The Naturopath Says…
Classic hangover symptoms, including headaches, body aches and nausea, seem to be caused by inflammation and dehydration, as alcohol acts as a diuretic and can wreak havoc on the body. Surprisingly, there is still some debate in the scientific world about the true cause.
In any case, the best thing to do is to rehydrate.
Stock Up On Coconut Water
Coconut water is great because it has all the electrolytes you need; I also like Emergen-C and Vega Sport Electrolyte Hydrator because both are lower in sugar and contain fewer chemicals and processed ingredients than other brands available at the drugstore. Also, aim to drink two litres of water over the course of the next day to ensure that your hydration status is back up to where it should be.
When it comes to nausea and vomiting, I find it really helpful to take ginger. Finely grate a piece of ginger and make a tea out of it by letting it steep in hot water for 10 minutes. Squeeze the juice of half a lemon into the tea to detoxify the liver.
As for hangover foods, eggs are a really good choice because they’re high in cysteine, an amino acid that helps increase glutathione – your body’s main antioxidant – and is very effective at helping your body process toxins.
Take Red Ginseng and Vitamin B
To help prevent a hangover, I recommend taking red ginseng – either in pill form or liquid shots – at the same time that you consume alcohol. Studies show that it can reduce blood alcohol levels and hangover severity.
Additionally, your body uses up all the B vitamins in your system to process alcohol, so taking a vitamin B complex before drinking alcohol will help negate this effect. You can also take milk thistle, an herb that has been proven to protect the liver from alcohol damage and improve liver function.
Fuel Up On Protein
I also suggest getting some protein in your system before a night of drinking or during a cocktail party to help balance your blood sugar, protect your immune system and detoxify and metabolize the alcohol in your liver. Snack on some chicken bites or cocktail shrimp – filling up on magnesium-rich foods, such as dark leafy greens, pumpkin and black beans, before imbibing can help prevent a headache.

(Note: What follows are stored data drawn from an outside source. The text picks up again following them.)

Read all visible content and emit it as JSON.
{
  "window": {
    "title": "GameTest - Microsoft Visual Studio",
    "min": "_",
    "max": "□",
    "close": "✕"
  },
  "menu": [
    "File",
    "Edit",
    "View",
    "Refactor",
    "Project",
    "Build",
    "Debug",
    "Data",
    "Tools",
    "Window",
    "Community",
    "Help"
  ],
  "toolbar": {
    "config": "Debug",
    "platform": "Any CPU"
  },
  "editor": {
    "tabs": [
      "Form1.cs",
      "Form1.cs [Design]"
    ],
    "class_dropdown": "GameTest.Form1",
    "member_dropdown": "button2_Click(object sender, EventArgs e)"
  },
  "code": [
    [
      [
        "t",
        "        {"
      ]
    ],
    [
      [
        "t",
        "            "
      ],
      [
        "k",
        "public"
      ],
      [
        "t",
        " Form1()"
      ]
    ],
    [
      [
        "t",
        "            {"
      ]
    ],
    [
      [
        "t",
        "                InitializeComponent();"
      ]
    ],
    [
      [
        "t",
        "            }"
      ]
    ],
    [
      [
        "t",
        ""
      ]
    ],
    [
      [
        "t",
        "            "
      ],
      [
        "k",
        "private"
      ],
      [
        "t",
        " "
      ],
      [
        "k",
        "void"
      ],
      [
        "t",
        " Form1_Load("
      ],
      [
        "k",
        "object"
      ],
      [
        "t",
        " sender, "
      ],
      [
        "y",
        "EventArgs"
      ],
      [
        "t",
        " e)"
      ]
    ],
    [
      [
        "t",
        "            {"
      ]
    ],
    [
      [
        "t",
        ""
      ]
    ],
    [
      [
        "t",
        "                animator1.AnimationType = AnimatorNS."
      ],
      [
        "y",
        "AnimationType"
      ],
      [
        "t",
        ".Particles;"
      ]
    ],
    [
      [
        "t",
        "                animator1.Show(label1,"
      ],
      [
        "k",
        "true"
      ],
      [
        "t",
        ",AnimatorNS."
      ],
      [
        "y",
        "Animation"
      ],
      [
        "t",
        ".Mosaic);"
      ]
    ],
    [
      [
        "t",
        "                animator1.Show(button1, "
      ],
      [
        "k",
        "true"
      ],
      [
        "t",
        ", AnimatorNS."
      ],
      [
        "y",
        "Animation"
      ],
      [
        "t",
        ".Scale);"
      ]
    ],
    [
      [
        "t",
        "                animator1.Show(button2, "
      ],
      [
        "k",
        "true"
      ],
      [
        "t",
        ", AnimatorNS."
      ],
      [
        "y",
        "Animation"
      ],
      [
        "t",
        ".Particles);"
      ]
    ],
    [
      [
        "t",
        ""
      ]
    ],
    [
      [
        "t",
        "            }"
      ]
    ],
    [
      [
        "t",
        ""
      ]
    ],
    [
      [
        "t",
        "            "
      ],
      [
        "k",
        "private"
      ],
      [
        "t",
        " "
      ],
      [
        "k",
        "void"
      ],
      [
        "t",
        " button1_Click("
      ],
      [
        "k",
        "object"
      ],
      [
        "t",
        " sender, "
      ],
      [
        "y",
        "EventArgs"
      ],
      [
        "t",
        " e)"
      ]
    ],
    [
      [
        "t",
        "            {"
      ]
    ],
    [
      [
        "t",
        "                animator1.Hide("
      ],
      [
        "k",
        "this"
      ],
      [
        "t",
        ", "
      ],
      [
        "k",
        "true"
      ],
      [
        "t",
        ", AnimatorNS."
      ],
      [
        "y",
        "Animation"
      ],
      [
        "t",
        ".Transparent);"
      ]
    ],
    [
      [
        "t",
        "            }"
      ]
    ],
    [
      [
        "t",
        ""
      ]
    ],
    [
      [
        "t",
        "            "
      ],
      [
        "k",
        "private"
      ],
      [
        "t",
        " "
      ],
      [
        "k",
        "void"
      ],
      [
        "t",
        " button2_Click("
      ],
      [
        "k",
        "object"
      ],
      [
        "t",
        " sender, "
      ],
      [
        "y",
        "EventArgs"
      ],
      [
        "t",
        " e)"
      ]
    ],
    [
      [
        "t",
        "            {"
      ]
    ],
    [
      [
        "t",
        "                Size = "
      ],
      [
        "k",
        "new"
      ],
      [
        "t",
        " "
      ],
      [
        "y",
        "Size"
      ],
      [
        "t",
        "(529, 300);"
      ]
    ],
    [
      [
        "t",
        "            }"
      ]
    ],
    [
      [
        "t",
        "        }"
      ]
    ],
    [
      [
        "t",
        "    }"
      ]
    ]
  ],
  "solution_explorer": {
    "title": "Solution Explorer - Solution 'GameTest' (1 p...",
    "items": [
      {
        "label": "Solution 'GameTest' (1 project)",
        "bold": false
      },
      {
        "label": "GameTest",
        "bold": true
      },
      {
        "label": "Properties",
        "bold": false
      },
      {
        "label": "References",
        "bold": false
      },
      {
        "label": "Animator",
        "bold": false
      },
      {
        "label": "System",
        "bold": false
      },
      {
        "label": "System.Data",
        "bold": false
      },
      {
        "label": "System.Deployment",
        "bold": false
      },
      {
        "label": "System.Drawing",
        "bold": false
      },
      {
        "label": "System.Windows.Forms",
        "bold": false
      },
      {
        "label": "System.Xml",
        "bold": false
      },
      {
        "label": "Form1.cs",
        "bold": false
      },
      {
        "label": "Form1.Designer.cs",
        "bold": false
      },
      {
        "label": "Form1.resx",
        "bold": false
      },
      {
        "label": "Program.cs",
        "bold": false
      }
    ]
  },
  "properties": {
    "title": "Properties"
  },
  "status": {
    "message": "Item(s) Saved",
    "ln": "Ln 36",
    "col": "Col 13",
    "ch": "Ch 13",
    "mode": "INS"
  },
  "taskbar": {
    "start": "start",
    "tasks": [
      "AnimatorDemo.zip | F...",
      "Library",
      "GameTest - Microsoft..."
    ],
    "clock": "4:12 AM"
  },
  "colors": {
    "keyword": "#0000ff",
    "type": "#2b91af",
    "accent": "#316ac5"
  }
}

Dr. Sarah White is a naturopathic doctor in Oakville, ON
The Pharmacist Says…
If you wake up “the morning after” feeling less than great, there are some things you can do.
First, you need to rehydrate. If all you have is water, drink that, but if you have an electrolyte drink handy, this will also help replace minerals that have become depleted from the night before and may help speed recovery faster than water. Have a couple of glasses – more if you’re still craving fluids – and consider drinking more water throughout the day if you’re still feeling thirsty.
I recommend the oral rehydration drinks designed for kids, such as Pedialyte, which are lower in sugar than sports drinks. (If you prefer a sports drink, cut it in half with water.) Having something to eat is also important: If you feel nauseous, reach for a bland food, such as plain toast, to help settle your stomach. Another natural option is to simply sleep it off, but some people swear that getting up and moving around can help. It’s an individual choice as to what feels best for you.
Be Weary of Tylenol
As far as medication goes, I generally recommend an anti-inflammatory, such as ibuprofen or naproxen, for a hangover headache and body aches, but check with your pharmacist first to make sure it’s safe for you. For many people, it’s the best thing for pain, and acetaminophen (like Tylenol) may be dangerous to mix with alcohol. The drawback is that these drugs can be hard on an upset stomach for some people. Also, taking a dimenhydrinate (like Gravol) is an option that can help to quell nausea, but it may cause drowsiness.
A good strategy for avoiding a hangover altogether is to have a plan before going out. Limit yourself to a set number of alcoholic drinks throughout the night and then switch to non-alcoholic drinks later on. It’s also important to make sure that you’re not dehydrated before you start drinking and to avoid drinking on an empty stomach.
Have some snacks throughout the night – keeping food in your stomach can slow the absorption of alcohol and your drinking rate.
Avoid Dark-Coloured Beverages
And beware of dark-coloured beverages, such as red wine, dark beer, whisky and scotch, because they are higher in congeners, a compound found in alcohol that contributes to hangovers.